Reverse Proxy/Load Balancer Comparison


Traefik shines regarding HTTP/HTTPS load balancing due to its dynamic configuration, broad backend support, and built-in Let’s Encrypt SSL support. FRP can also be used for HTTP/HTTPS load balancing and even supports traffic multiplexing, but it doesn’t provide the same level of dynamic configuration and automatic SSL certificate generation.


FRP’s broad protocol support means it can handle SSH traffic effectively, including load balancing and traffic multiplexing. Traefik can route SSH traffic but doesn’t provide as comprehensive a feature set for non-HTTP protocols.

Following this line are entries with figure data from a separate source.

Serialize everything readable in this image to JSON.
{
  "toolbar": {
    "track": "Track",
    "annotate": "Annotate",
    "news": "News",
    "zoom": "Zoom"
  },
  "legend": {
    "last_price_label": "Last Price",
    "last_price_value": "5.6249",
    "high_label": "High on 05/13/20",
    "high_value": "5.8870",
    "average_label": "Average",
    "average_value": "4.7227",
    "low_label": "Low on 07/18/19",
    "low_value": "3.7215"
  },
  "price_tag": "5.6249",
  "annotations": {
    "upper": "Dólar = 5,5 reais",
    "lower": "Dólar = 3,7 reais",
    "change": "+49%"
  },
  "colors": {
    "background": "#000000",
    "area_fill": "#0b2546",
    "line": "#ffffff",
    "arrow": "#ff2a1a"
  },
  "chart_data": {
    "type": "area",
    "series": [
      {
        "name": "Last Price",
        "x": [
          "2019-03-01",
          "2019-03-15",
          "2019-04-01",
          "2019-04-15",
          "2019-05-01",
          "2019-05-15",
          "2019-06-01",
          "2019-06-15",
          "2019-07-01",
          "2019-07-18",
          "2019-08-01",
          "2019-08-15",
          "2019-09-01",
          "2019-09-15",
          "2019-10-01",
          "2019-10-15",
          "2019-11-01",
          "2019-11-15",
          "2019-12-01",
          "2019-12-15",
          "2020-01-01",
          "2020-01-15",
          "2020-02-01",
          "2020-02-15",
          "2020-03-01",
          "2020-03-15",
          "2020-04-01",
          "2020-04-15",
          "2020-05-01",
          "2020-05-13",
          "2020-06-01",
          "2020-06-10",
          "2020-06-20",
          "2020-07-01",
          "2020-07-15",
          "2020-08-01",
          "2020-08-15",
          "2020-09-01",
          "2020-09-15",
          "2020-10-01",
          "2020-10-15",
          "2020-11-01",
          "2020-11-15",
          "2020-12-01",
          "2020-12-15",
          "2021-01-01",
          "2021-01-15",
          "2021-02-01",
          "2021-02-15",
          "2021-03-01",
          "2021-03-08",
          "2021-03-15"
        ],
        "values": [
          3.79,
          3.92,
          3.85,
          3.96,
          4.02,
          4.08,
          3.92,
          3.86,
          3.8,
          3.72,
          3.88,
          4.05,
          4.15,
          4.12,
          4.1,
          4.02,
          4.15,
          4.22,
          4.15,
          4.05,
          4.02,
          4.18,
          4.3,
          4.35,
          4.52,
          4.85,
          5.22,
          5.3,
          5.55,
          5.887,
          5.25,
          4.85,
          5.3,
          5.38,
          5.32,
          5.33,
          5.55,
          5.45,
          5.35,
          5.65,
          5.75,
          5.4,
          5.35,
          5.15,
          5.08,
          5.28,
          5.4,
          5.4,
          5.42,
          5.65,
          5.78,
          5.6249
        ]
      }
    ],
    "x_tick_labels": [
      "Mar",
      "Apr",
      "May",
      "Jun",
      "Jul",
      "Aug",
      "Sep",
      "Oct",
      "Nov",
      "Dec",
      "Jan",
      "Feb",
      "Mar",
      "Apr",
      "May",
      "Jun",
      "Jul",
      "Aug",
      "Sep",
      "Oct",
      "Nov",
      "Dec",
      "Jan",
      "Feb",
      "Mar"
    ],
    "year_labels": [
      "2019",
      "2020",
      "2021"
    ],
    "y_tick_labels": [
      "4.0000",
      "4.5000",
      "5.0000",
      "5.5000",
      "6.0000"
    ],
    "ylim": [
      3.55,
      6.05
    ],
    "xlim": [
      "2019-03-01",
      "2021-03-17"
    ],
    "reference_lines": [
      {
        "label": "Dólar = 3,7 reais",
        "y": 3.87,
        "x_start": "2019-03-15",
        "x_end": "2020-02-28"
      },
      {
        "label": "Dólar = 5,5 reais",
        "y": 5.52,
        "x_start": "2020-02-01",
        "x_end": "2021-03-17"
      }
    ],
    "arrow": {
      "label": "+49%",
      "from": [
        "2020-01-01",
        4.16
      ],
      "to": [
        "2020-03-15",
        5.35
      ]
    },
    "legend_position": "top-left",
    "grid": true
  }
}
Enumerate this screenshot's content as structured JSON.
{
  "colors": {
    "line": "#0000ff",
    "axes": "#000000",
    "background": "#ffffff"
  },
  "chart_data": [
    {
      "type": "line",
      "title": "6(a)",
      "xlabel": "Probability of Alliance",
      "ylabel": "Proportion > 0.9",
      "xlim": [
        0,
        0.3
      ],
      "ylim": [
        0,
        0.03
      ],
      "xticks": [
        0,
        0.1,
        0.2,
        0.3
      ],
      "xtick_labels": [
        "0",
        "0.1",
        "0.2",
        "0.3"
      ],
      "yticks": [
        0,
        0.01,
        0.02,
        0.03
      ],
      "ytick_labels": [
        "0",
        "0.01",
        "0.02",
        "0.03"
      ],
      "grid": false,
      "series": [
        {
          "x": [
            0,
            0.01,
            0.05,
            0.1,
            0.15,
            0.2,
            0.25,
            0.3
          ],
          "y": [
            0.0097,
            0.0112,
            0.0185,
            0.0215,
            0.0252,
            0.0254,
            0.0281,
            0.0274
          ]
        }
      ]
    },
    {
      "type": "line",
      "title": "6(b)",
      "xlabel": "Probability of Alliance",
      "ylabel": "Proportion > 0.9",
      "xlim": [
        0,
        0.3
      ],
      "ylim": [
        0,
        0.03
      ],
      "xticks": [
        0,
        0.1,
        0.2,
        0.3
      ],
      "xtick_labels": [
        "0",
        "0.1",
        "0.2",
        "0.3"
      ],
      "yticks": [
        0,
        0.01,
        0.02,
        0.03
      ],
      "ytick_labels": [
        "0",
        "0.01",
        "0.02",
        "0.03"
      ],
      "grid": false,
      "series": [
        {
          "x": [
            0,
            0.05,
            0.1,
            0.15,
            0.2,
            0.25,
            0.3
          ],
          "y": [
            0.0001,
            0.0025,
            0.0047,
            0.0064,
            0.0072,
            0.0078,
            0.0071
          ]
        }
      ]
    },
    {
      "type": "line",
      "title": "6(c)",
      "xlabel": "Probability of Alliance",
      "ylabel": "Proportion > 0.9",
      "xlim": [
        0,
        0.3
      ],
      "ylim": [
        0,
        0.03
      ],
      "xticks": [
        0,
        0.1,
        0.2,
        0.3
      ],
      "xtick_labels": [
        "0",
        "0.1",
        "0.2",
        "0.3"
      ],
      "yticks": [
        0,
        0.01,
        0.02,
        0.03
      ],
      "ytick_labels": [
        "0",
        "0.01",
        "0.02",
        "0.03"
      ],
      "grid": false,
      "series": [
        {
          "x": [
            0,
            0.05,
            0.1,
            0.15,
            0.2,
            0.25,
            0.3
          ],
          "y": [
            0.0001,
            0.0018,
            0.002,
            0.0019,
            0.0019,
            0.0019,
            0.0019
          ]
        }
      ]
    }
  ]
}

Both Traefik and FRP support WebSocket connections. Traefik’s dynamic configuration can benefit in a microservices environment where WebSocket services may scale rapidly. On the other hand, FRP could be used in environments where WebSocket services are located behind firewalls or NATs.

Use Cases

Cluster Environments

In cluster environments, such as those orchestrated by Kubernetes, Traefik is often the better choice due to its dynamic configuration, broad backend support, and built-in SSL support.


Regarding scaling, Traefik’s dynamic configuration makes it more suitable for rapidly scaling microservices environments.

Behind Firewalls/NAT

FRP is beneficial when services are located behind firewalls or NATs, as it was designed with NAT and firewall traversal in mind.

In conclusion, Traefik and FRP have their strengths and are suited to different use cases. You must consider your specific requirements and constraints to choose the most appropriate tool.